L’anno appena passato sembra essere stato il più difficile da quando si è diffusa l’epidemia di Covid. Il 2022 avrebbe dovuto essere l’anno della rinascita, l’anno dei cambiamenti, l’anno della libertà riconquistata e invece è iniziato con una dichiarazione di guerra all’Ucraina da parte della Russia. Beh, di speranza e rinascita poco abbiamo letto e visto tutti noi, dal 24 febbraio ad oggi.
Ma non solo. Il 2022 è stato l’anno in cui il caldo si è fatto sentire sul serio e il freddo sembra essere andato in letargo, l’anno in cui il costo della vita è schizzato alle stelle, l’anno in cui abbiamo subito un rincaro bollette che ha messo in ginocchio tutti, in special modo i negozianti ed il settore artistico. L’anno in cui abbiamo iniziato a capire cosa voglia dire veramente la parola “spreco” perché tenere quella luce accesa ore ed ore inutilmente o tenere acceso il riscaldamento a palla fa salire il costo della bolletta. E abbiamo imparato ad adattarci, a coprirci di più se si sente freddo e ad illuminare gli ambienti con luci più soffuse. Ed anche a prendere un caffè di meno al bar.
Ma chi già prima del rincaro bollette, già prima della guerra, già prima del Covid era in sofferenza, come ha reagito a queste nuove ondate? Ci riferiamo soprattutto a coloro che fanno parte del settore artistico, amanti dell’arte in tutte le sue forme, che secondo un’indagine condotta da Art Workers Italia, associazione autonoma e apartitica nata con l’obiettivo di dare voce ai lavoratori dell’arte contemporanea in Italia, insieme al Dipartimento di Giurisprudenza dell’Università Milano Bicocca e con la collaborazione di ACTA (Associazione dei freelance), ha intervistato circa 440 figure professionali in campo artistico. Tra di loro sono stati presi in considerazione artisti (37%), curatori, docenti, ricercatori, project manager, coordinatori, operatori della comunicazione, uffici stampa, educatori museali, mediatori, galleristi e assistenti, art writer, archivisti. Circa la metà degli intervistati ha un reddito annuo inferiore ai 10.000 euro, ovvero sotto la soglia di povertà, il 24% si stabilizza tra i 10 e i 20.000 euro, e solo l’8,4% oltre i 30 mila. Dati, questi, che fanno rabbrividire.

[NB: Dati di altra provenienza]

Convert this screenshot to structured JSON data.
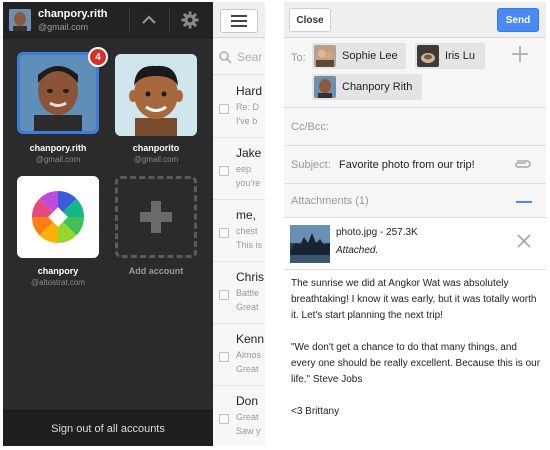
{
  "accounts_screen": {
    "header": {
      "name": "chanpory.rith",
      "email": "@gmail.com"
    },
    "accounts": [
      {
        "name": "chanpory.rith",
        "email": "@gmail.com",
        "unread_badge": "4",
        "avatar": "photo-avatar"
      },
      {
        "name": "chanporito",
        "email": "@gmail.com",
        "avatar": "cartoon-avatar"
      },
      {
        "name": "chanpory",
        "email": "@altostrat.com",
        "avatar": "colorful-logo-avatar"
      },
      {
        "name": "Add account",
        "avatar": "plus-icon"
      }
    ],
    "signout_label": "Sign out of all accounts"
  },
  "inbox": {
    "search_placeholder": "Sear",
    "messages": [
      {
        "from": "Hard",
        "subject": "Re: D",
        "snippet": "I've b"
      },
      {
        "from": "Jake",
        "subject": "eep",
        "snippet": "you're"
      },
      {
        "from": "me,",
        "subject": "chest",
        "snippet": "This is"
      },
      {
        "from": "Chris",
        "subject": "Battle",
        "snippet": "Great"
      },
      {
        "from": "Kenn",
        "subject": "Almos",
        "snippet": "Great"
      },
      {
        "from": "Don",
        "subject": "Great",
        "snippet": "Saw y"
      }
    ]
  },
  "compose": {
    "close_label": "Close",
    "send_label": "Send",
    "to_label": "To:",
    "recipients": [
      "Sophie Lee",
      "Iris Lu",
      "Chanpory Rith"
    ],
    "cc_label": "Cc/Bcc:",
    "subject_label": "Subject:",
    "subject_value": "Favorite photo from our trip!",
    "attachments_label": "Attachments (1)",
    "attachment": {
      "name": "photo.jpg - 257.3K",
      "status": "Attached."
    },
    "body": [
      "The sunrise we did at Angkor Wat was absolutely breathtaking! I know it was early, but it was totally worth it. Let's start planning the next trip!",
      "\"We don't get a chance to do that many things, and every one should be really excellent. Because this is our life.\" Steve Jobs",
      "<3 Brittany"
    ]
  },
  "colors": {
    "dark_panel": "#2b2b2b",
    "send_button": "#4a8af4",
    "badge": "#d93025"
  }
}
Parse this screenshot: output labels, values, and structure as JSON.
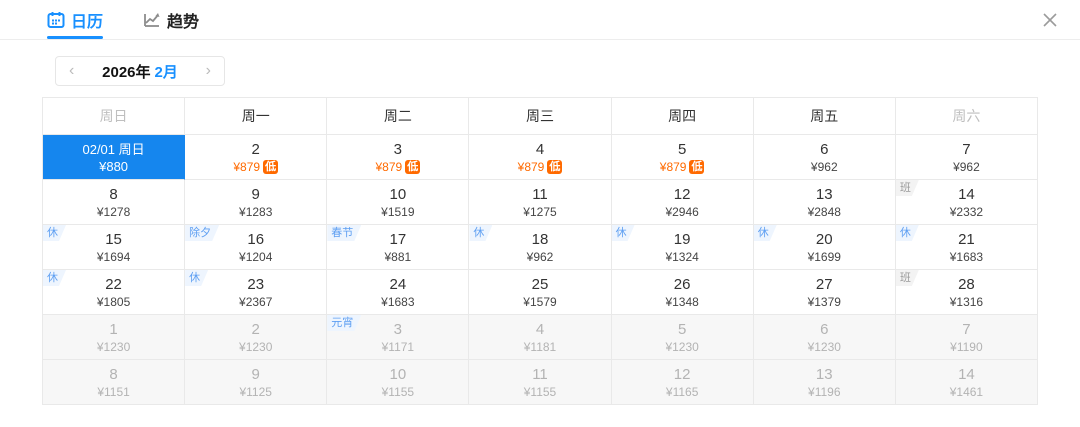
{
  "header": {
    "tabs": [
      {
        "label": "日历",
        "icon": "calendar-icon",
        "active": true
      },
      {
        "label": "趋势",
        "icon": "trend-icon",
        "active": false
      }
    ],
    "close_label": "✕"
  },
  "month_nav": {
    "prev": "‹",
    "year": "2026年",
    "month": "2月",
    "next": "›"
  },
  "weekdays": [
    {
      "label": "周日",
      "muted": true
    },
    {
      "label": "周一",
      "muted": false
    },
    {
      "label": "周二",
      "muted": false
    },
    {
      "label": "周三",
      "muted": false
    },
    {
      "label": "周四",
      "muted": false
    },
    {
      "label": "周五",
      "muted": false
    },
    {
      "label": "周六",
      "muted": true
    }
  ],
  "calendar": {
    "low_badge_label": "低",
    "rows": [
      [
        {
          "day": "02/01 周日",
          "price": "¥880",
          "selected": true
        },
        {
          "day": "2",
          "price": "¥879",
          "low": true
        },
        {
          "day": "3",
          "price": "¥879",
          "low": true
        },
        {
          "day": "4",
          "price": "¥879",
          "low": true
        },
        {
          "day": "5",
          "price": "¥879",
          "low": true
        },
        {
          "day": "6",
          "price": "¥962"
        },
        {
          "day": "7",
          "price": "¥962"
        }
      ],
      [
        {
          "day": "8",
          "price": "¥1278"
        },
        {
          "day": "9",
          "price": "¥1283"
        },
        {
          "day": "10",
          "price": "¥1519"
        },
        {
          "day": "11",
          "price": "¥1275"
        },
        {
          "day": "12",
          "price": "¥2946"
        },
        {
          "day": "13",
          "price": "¥2848"
        },
        {
          "day": "14",
          "price": "¥2332",
          "badge": "班",
          "badge_type": "work"
        }
      ],
      [
        {
          "day": "15",
          "price": "¥1694",
          "badge": "休",
          "badge_type": "rest"
        },
        {
          "day": "16",
          "price": "¥1204",
          "badge": "除夕",
          "badge_type": "festival"
        },
        {
          "day": "17",
          "price": "¥881",
          "badge": "春节",
          "badge_type": "festival"
        },
        {
          "day": "18",
          "price": "¥962",
          "badge": "休",
          "badge_type": "rest"
        },
        {
          "day": "19",
          "price": "¥1324",
          "badge": "休",
          "badge_type": "rest"
        },
        {
          "day": "20",
          "price": "¥1699",
          "badge": "休",
          "badge_type": "rest"
        },
        {
          "day": "21",
          "price": "¥1683",
          "badge": "休",
          "badge_type": "rest"
        }
      ],
      [
        {
          "day": "22",
          "price": "¥1805",
          "badge": "休",
          "badge_type": "rest"
        },
        {
          "day": "23",
          "price": "¥2367",
          "badge": "休",
          "badge_type": "rest"
        },
        {
          "day": "24",
          "price": "¥1683"
        },
        {
          "day": "25",
          "price": "¥1579"
        },
        {
          "day": "26",
          "price": "¥1348"
        },
        {
          "day": "27",
          "price": "¥1379"
        },
        {
          "day": "28",
          "price": "¥1316",
          "badge": "班",
          "badge_type": "work"
        }
      ],
      [
        {
          "day": "1",
          "price": "¥1230",
          "muted": true
        },
        {
          "day": "2",
          "price": "¥1230",
          "muted": true
        },
        {
          "day": "3",
          "price": "¥1171",
          "muted": true,
          "badge": "元宵",
          "badge_type": "festival"
        },
        {
          "day": "4",
          "price": "¥1181",
          "muted": true
        },
        {
          "day": "5",
          "price": "¥1230",
          "muted": true
        },
        {
          "day": "6",
          "price": "¥1230",
          "muted": true
        },
        {
          "day": "7",
          "price": "¥1190",
          "muted": true
        }
      ],
      [
        {
          "day": "8",
          "price": "¥1151",
          "muted": true
        },
        {
          "day": "9",
          "price": "¥1125",
          "muted": true
        },
        {
          "day": "10",
          "price": "¥1155",
          "muted": true
        },
        {
          "day": "11",
          "price": "¥1155",
          "muted": true
        },
        {
          "day": "12",
          "price": "¥1165",
          "muted": true
        },
        {
          "day": "13",
          "price": "¥1196",
          "muted": true
        },
        {
          "day": "14",
          "price": "¥1461",
          "muted": true
        }
      ]
    ]
  },
  "colors": {
    "accent": "#1890ff",
    "selected_bg": "#1586ee",
    "price_low_orange": "#ff6a00",
    "holiday_badge_text": "#5e9ff2",
    "holiday_badge_bg": "#eef5fe",
    "work_badge_text": "#9a9a9a",
    "muted_row_bg": "#f7f7f7"
  }
}
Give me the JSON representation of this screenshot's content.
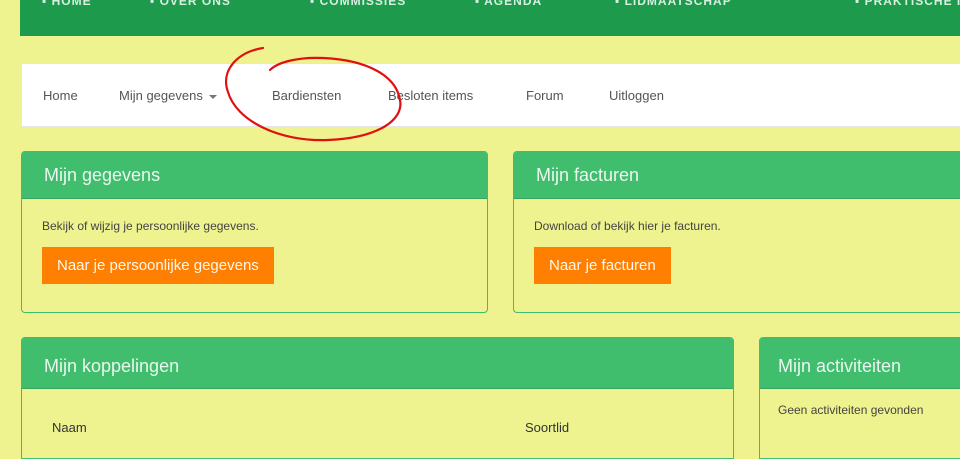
{
  "topbar": {
    "items": [
      "▪ HOME",
      "▪ OVER ONS",
      "▪ COMMISSIES",
      "▪ AGENDA",
      "▪ LIDMAATSCHAP",
      "▪ PRAKTISCHE INFO"
    ],
    "color": "#1e9a4d"
  },
  "nav": {
    "home": "Home",
    "mijn_gegevens": "Mijn gegevens",
    "bardiensten": "Bardiensten",
    "besloten_items": "Besloten items",
    "forum": "Forum",
    "uitloggen": "Uitloggen"
  },
  "panels": {
    "gegevens": {
      "title": "Mijn gegevens",
      "text": "Bekijk of wijzig je persoonlijke gegevens.",
      "button": "Naar je persoonlijke gegevens"
    },
    "facturen": {
      "title": "Mijn facturen",
      "text": "Download of bekijk hier je facturen.",
      "button": "Naar je facturen"
    },
    "koppelingen": {
      "title": "Mijn koppelingen",
      "col_naam": "Naam",
      "col_soortlid": "Soortlid"
    },
    "activiteiten": {
      "title": "Mijn activiteiten",
      "text": "Geen activiteiten gevonden"
    }
  },
  "colors": {
    "page_bg": "#eef28f",
    "panel_header": "#41bd6e",
    "button": "#ff7f00",
    "annotation": "#e01010"
  },
  "icons": {
    "dropdown": "caret-down-icon"
  }
}
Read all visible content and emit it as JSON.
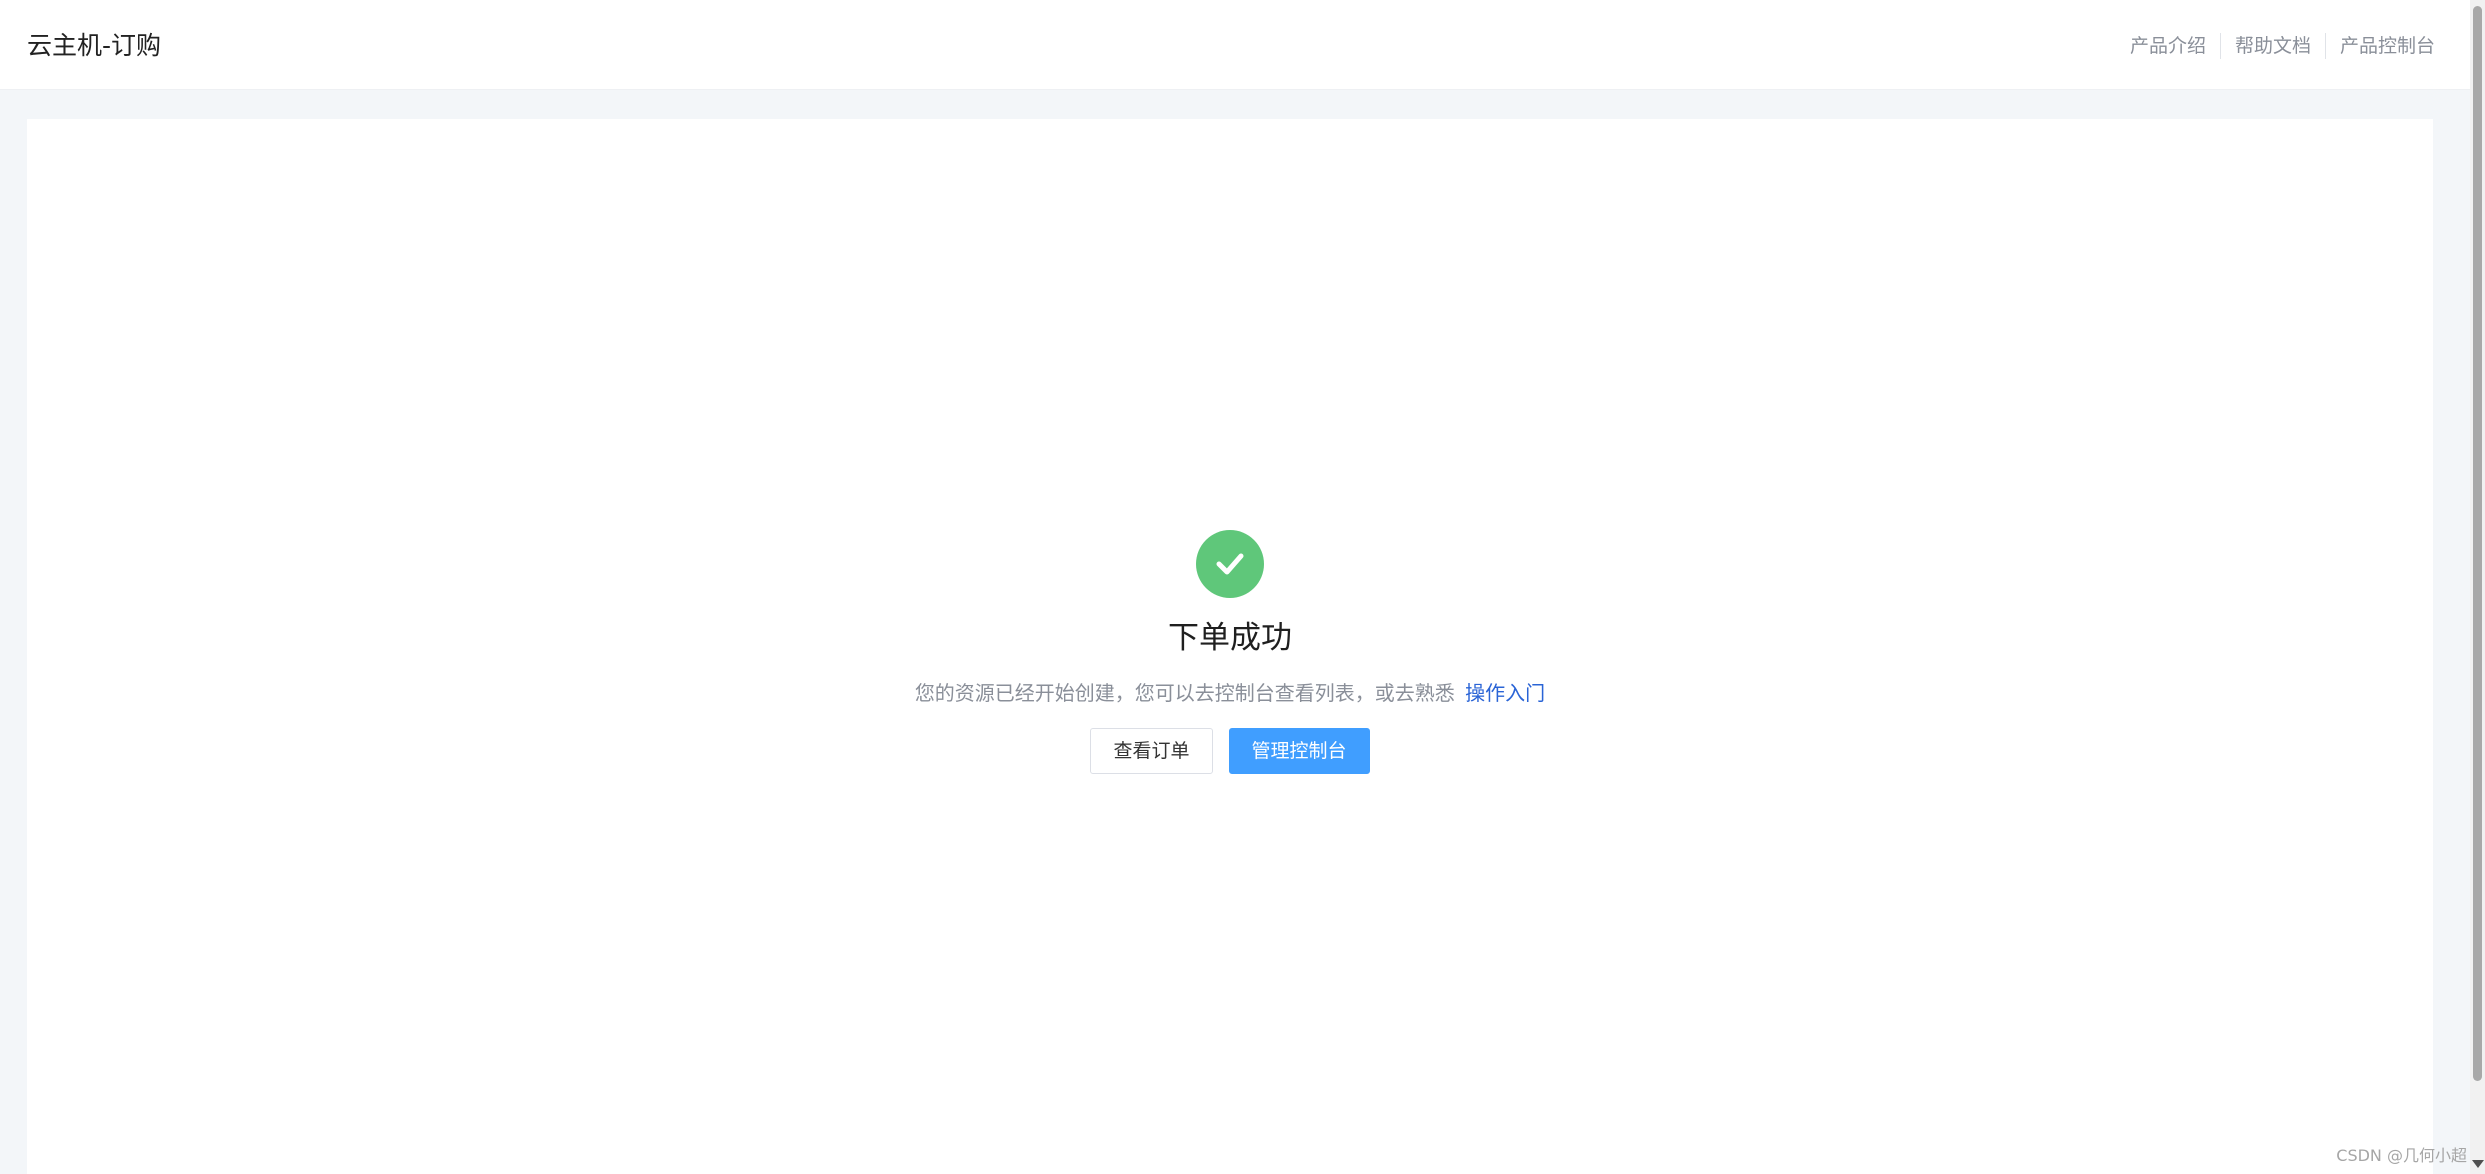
{
  "header": {
    "title": "云主机-订购",
    "nav": [
      {
        "label": "产品介绍"
      },
      {
        "label": "帮助文档"
      },
      {
        "label": "产品控制台"
      }
    ]
  },
  "result": {
    "icon": "check-circle-icon",
    "status_color": "#5fc77a",
    "title": "下单成功",
    "description": "您的资源已经开始创建，您可以去控制台查看列表，或去熟悉",
    "link_label": "操作入门",
    "buttons": {
      "view_order": "查看订单",
      "manage_console": "管理控制台"
    }
  },
  "colors": {
    "primary": "#409eff",
    "link": "#2a64d6",
    "page_bg": "#f3f6f9"
  },
  "watermark": "CSDN @几何小超"
}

Se si pensa, poi, che la maggior parte degli intervistati siano persone nate tra gli anni ’80 e gli anni ’90 e che l’85% di loro sia in possesso di una laurea magistrale e quasi il 30% ha approfondito il proprio percorso scolastico anche all’estero, i brividi aumentano.
E perché, allora, gli stipendi sono così bassi? I salari non compensano le competenze richieste.
La grande maggioranza (81%), quindi, è costretta a svolgere più lavori, spesso anche in altri ambiti. Ciò comporta, inevitabilmente, che quasi il 60% degli art workers lavora più di 40 ore settimanali e tra questi il 15,23% lavora oltre 60 ore settimanali.
Le cose non migliorano quando guardiamo alle modalità contrattuali e alle conseguenti tutele, circa il 20% utilizza lo strumento della prestazione occasionale, il 6% dichiara di non ricorrere a nessuna modalità contrattuale (lavoro nero), e il 36,6% di lavoratori e lavoratrici ricorre al nero come modalità secondaria.
Dati, questi, che non lasciano nulla di non detto. Lavorare nel campo artistico, oggi, è un rischio sottopagato.
La situazione è, ovviamente, grave.
E allora perché ostinarsi a studiare la storia dell’arte? Forse perché l’amore per l’arte supera ogni avversità? O forse perché l’arte è uno di quegli strumenti che, in tempi bui come quelli che stiamo attraversando, aiuta a distogliere l’attenzione dai problemi più grossi e a canalizzarla su una tela, un pennello o un pigmento di colore?
Lo storico dell’arte Salvatore Settis ha detto: «la storia dell’arte aiuta a vivere». Per Tomaso Montanari la storia dell’arte allena al senso critico e al libero giudizio. Vero. Ma la motivazione principale è che la storia dell’arte consente di capire meglio le altre discipline. La storia, la geografia, la letteratura, ma anche la scienza, la matematica, la chimica e la tecnologia hanno stretti rapporti con l’arte. Di conseguenza la storia dell’arte aiuta ad ampliare il proprio bagaglio di conoscenze nella maggior parte degli ambiti.
E studiare la storia dell’arte aiuta a preservare e trasmettere ai posteri quanto di meraviglioso è stato realizzato dall’uomo finora, dalla Preistoria ad oggi.